The greens and gold perfectly offset Wintle's rich auburn hair, making her unforgettable in the parade. Her look set the stage for the rest of the weekend, where she wowed the crowd with her evening gown and played "The Final Countdown" on a white grand piano for the judges' evaluation.
"There is nothing like living out your wildest dreams," said Wintle. "Miss America was everything I dreamed it would be and so much more. I competed at Miss South Dakota five times before I won the coveted job. It is an honor to serve the state of South Dakota."
While Wintle's perseverance paid off in achieving this goal, her platform is what really makes this Miss South Dakota shine.
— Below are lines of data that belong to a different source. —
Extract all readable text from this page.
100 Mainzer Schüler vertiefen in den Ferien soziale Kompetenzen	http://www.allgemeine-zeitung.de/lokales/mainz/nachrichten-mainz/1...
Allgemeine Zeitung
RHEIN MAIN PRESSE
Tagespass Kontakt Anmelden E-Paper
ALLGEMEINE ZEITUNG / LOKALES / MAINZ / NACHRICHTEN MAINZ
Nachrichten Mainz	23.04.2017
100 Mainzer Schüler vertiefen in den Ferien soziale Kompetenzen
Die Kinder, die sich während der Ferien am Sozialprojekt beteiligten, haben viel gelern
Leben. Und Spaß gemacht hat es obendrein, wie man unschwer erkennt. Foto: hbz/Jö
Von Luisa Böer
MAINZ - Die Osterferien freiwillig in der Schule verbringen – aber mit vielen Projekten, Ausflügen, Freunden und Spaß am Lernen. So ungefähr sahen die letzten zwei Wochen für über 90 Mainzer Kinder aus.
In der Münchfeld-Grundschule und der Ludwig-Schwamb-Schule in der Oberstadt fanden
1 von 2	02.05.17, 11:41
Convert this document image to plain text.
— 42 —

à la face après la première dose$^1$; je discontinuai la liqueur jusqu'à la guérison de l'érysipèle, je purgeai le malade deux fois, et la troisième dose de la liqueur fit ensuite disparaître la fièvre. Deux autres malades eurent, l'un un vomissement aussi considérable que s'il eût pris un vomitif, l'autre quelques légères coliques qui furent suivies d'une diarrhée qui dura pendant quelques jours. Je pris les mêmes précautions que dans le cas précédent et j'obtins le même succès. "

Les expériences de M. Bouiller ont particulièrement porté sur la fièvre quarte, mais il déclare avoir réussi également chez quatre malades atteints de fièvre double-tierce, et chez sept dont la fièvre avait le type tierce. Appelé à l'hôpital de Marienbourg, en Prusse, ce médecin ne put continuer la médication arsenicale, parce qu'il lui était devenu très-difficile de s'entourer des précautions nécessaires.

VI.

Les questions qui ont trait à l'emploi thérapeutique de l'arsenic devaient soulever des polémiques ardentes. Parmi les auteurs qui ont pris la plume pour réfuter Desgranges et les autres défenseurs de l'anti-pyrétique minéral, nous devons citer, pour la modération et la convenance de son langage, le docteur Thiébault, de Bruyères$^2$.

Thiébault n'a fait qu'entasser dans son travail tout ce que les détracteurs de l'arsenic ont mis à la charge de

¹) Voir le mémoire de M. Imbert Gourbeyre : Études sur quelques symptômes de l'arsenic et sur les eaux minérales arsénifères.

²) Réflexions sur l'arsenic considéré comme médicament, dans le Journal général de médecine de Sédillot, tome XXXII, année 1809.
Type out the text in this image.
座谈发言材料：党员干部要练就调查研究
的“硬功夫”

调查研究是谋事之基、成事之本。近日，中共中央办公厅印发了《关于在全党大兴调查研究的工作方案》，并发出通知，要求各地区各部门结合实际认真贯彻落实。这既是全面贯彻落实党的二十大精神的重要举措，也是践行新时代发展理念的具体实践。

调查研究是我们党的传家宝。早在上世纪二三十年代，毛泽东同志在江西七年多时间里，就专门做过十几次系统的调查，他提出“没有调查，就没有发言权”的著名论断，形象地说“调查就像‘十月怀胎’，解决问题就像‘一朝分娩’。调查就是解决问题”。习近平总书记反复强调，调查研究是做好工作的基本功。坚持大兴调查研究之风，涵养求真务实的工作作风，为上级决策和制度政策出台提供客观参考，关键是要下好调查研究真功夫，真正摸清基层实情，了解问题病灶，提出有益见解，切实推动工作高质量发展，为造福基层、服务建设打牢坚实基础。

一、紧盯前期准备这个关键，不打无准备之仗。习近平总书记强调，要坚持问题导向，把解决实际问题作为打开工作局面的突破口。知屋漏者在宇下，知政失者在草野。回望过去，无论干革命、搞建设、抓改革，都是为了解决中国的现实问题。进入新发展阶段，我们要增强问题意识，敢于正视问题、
Leaning on her four-year degrees in accounting and mathematics, which she received from the University of South Dakota, and her masters in accounting from Vanderbilt, Wintle established a 501(c)(3) nonprofit organization called Money $heep, which helps youth build a financial foundation.
"Growing up on a farm, I had a wonderful opportunity to learn money management through raising sheep," said Wintle. "I had to know about budgeting, income and saving. That savings became a means to invest in more sheep. I was able to learn those important financial principles and it became a habit very early in life. As I grew older, I've realized what an important foundation those financial lessons were for me. I was able to avoid the trap of credit card debt because of careful budgeting. Developing the book, Mr. Money-$heep, is my way of sharing those lessons with young people to set them up for financial success."
Wintle has published two children's books — "Mr. Money $heep" and "Mr. Money $heep and the Financial Foes," which are both available for purchase at money-sheep.com.
"This past school year I partnered with over 20 regional businesses, service clubs and organizations to donate 10,000 copies of Mr. Money $heep to third-, fourth- and fifth-grade students across South Dakota, Minnesota and Iowa," said Wintle. "The book donation went to over 160 schools and after-school programs and was meant to celebrate financial literacy month and provide youth with a financial education resource."
"We were able to take the lessons taught in Mr. Money $heep and bring some real-world application to the classroom," said Karla Rupp, an elementary school teacher at Freeman Academy in Freeman, S.D. "Last year, after our students read Mr. Money $heep, they collected pop cans, and with that income, they created a budget to purchase things for our classroom, a stepping stone for the school's walkway, as well as one for the local nursing home, and they even donated S100 to the high school students for their upcoming trip to Washington, D.C. We are looking forward to Carrie coming to our school this fall and to continue teaching our kids about financial literacy."
Wintle's work on the platform of financial literacy earned her the Miss America Women in Business Scholarship at the Miss America competition. Money $heep is backed by agricultural industry sponsors, including the South Dakota Sheep Growers Association, who helped sponsor the book donations across the state's 66 counties.